The report also stresses that the Navy should ensure that several of its next-generation weapons such as the Long Range Anti-Ship Missile and Vertical Launched Anti-Submarine Rocket are able to offensively engage enemies outside anti-ship cruise missile range.
Regarding small surface combatants, the CSBA report says the Navy should build upon the Littoral Combat Ship variant selected by the Small Surface Combatant Task Force. The Navy is reportedly close to announcing the findings of the task force, which was directed by Defense Secretary Chuck Hagel early this year to come up with a new, more-survivable LCS ship design.
“The Navy should modify one of the LCS variants to be the follow-on SSC (Small Surface Combatant) to leverage the learning curve already established with those ships and enable the new ship to promptly reach the fleet,” the study says.
Also, the study suggests the Navy consider back-fitting some of the LCS fleet with VLS for enhanced weapons ability. Regarding the LCS, the study also recommends that the Navy separate the LCS mission packages from the LCS platform to an extent, allowing them to be configured for additional platforms. The LCS mission packages are groups of technologies integrated together for specific mission such as surface warfare, mine-countermeasures and anti-submarine warfare.

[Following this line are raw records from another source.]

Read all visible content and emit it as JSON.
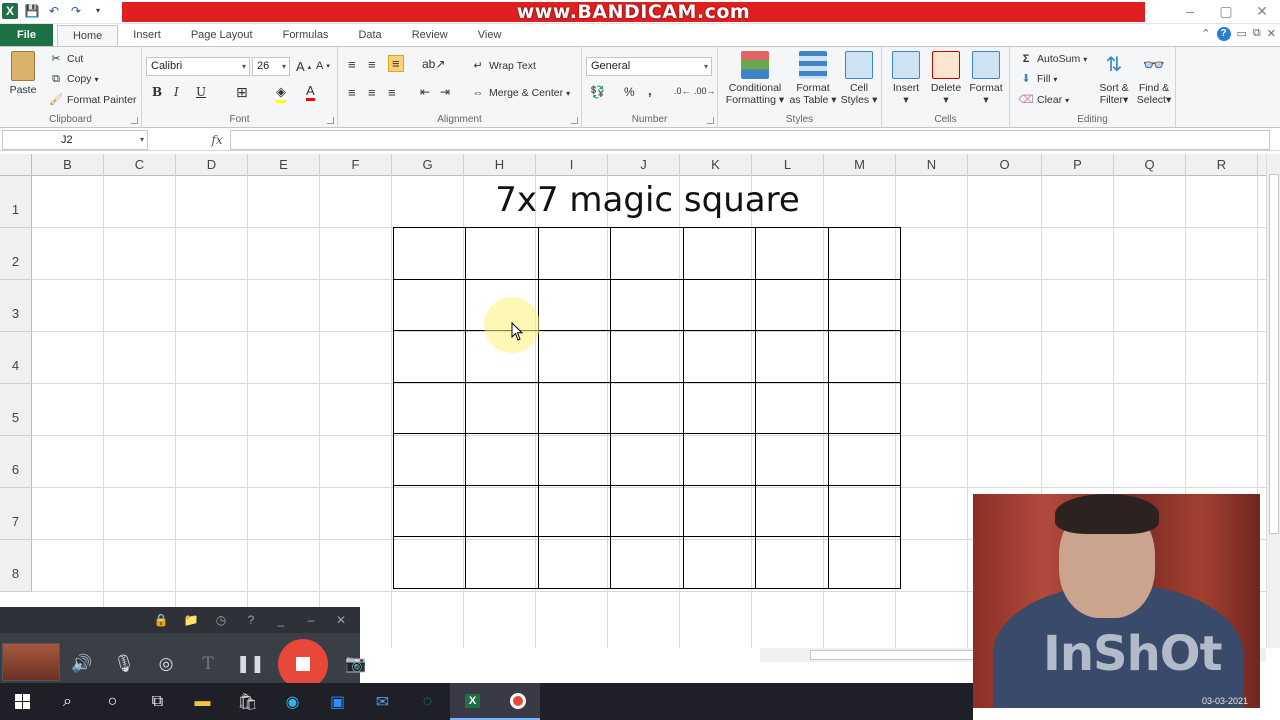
{
  "titlebar": {
    "overlay_banner": "www.BANDICAM.com",
    "window_controls": [
      "–",
      "▢",
      "✕"
    ]
  },
  "tabs": [
    "File",
    "Home",
    "Insert",
    "Page Layout",
    "Formulas",
    "Data",
    "Review",
    "View"
  ],
  "ribbon": {
    "clipboard": {
      "paste": "Paste",
      "cut": "Cut",
      "copy": "Copy",
      "format_painter": "Format Painter",
      "label": "Clipboard"
    },
    "font": {
      "name": "Calibri",
      "size": "26",
      "label": "Font",
      "bold": "B",
      "italic": "I",
      "underline": "U"
    },
    "alignment": {
      "wrap": "Wrap Text",
      "merge": "Merge & Center",
      "label": "Alignment"
    },
    "number": {
      "format": "General",
      "percent": "%",
      "comma": ",",
      "label": "Number"
    },
    "styles": {
      "conditional": "Conditional",
      "conditional2": "Formatting",
      "format_table": "Format",
      "format_table2": "as Table",
      "cell_styles": "Cell",
      "cell_styles2": "Styles",
      "label": "Styles"
    },
    "cells": {
      "insert": "Insert",
      "delete": "Delete",
      "format": "Format",
      "label": "Cells"
    },
    "editing": {
      "autosum": "AutoSum",
      "fill": "Fill",
      "clear": "Clear",
      "sort": "Sort &",
      "sort2": "Filter",
      "find": "Find &",
      "find2": "Select",
      "label": "Editing"
    }
  },
  "formula_bar": {
    "name_box": "J2",
    "fx": "fx",
    "value": ""
  },
  "columns": [
    "B",
    "C",
    "D",
    "E",
    "F",
    "G",
    "H",
    "I",
    "J",
    "K",
    "L",
    "M",
    "N",
    "O",
    "P",
    "Q",
    "R"
  ],
  "rows": [
    "1",
    "2",
    "3",
    "4",
    "5",
    "6",
    "7",
    "8"
  ],
  "sheet": {
    "title": "7x7 magic square",
    "grid_size": 7
  },
  "webcam": {
    "watermark": "InShOt",
    "date": "03-03-2021"
  },
  "colors": {
    "excel_green": "#1e7145",
    "banner_red": "#e02020",
    "record_red": "#e8483a"
  }
}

Rep. Randy Forbes, R-Va., Chairman of the House Armed Services Committee Seapower and Projection Forces subcommittee, responded enthusiastically to the CSBA report, welcoming its emphasis upon offensive fire-power.
"Bryan Clark's new report provides a roadmap for the surface navy to escape the defensive-first culture that has dominated its investments and planning the last two decades and find new ways to shape the competition at sea to our advantage. While I think his assessment on Cruiser force structure is flawed, I share the desire to explore ways to enhance the offensive firepower of our surface combatants, shift the anti-air warfare cost exchange ratio, and find innovative ways to use existing payloads like the SM-6," Forbes said in a written statement.